HDFS Replication
Minimum Required Role: BDR Administrator (also provided by Full Administrator)
HDFS replication enables you to copy (replicate) your HDFS data from one HDFS service to another, synchronizing the data set on the destination service with the data set on the source service, based on a specified replication schedule. You can also replicate HDFS data to and from Amazon S3. The destination service must be managed by the Cloudera Manager Server where the replication is being set up, and the source service can be managed by that same server or by a peer Cloudera Manager Server. You can also replicate HDFS data within a cluster by specifying different source and destination directories.
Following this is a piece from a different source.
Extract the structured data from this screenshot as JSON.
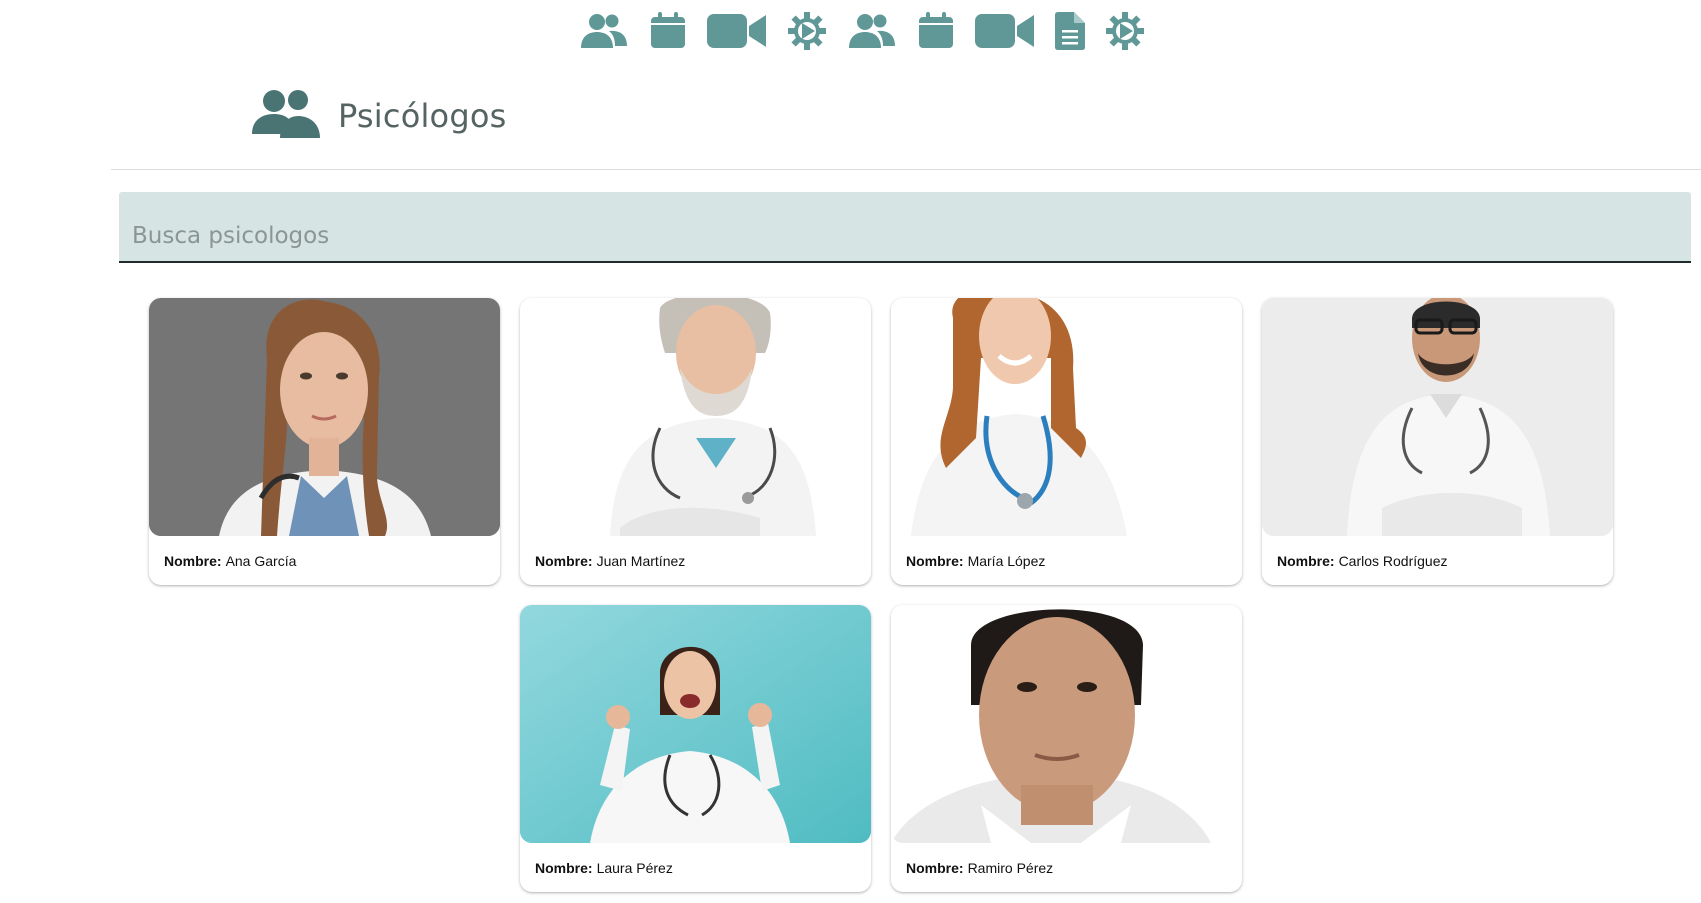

Remote BDR Replication automatically copies HDFS metadata to the destination cluster as it copies files. HDFS metadata need only be backed up locally. For information about how to backup HDFS metadata locally, see Backing Up and Restoring NameNode Metadata.
Source Data
While a replication runs, ensure that the source directory is not modified. A file added during replication does not get replicated. If you delete a file during replication, the replication fails.
Additionally, ensure that all files in the directory are closed. Replication fails if source files are open. If you cannot ensure that all source files are closed, you can configure the replication to continue despite errors. Uncheck the Abort on Error option for the HDFS replication. For more information, see Configuring Replication of HDFS Data
After the replication completes, you can view the log for the replication to identify opened files. Ensure these files are closed before the next replication occurs.
Network Latency and Replication
High latency among clusters can cause replication jobs to run more slowly, but does not cause them to fail. For best performance, latency between the source cluster NameNode and the destination cluster NameNode should be less than 80 milliseconds. (You can test latency using the Linux ping command.) Cloudera has successfully tested replications with latency of up to 360 milliseconds. As latency increases, replication performance degrades.
Performance and Scalability Limitations
- Maximum number of files for a single replication job: 100 million.
- Maximum number of files for a replication schedule that runs more frequently than once in 8 hours: 10 million.
- The throughput of the replication job depends on the absolute read and write throughput of the source and destination clusters.
- Regular rebalancing of your HDFS clusters is required for efficient operation of replications. See HDFS Balancers.
Replication with Sentry Enabled
If the cluster has Sentry enabled and you are using BDR to replicate files or tables and their permissions, configuration changes to HDFS are required.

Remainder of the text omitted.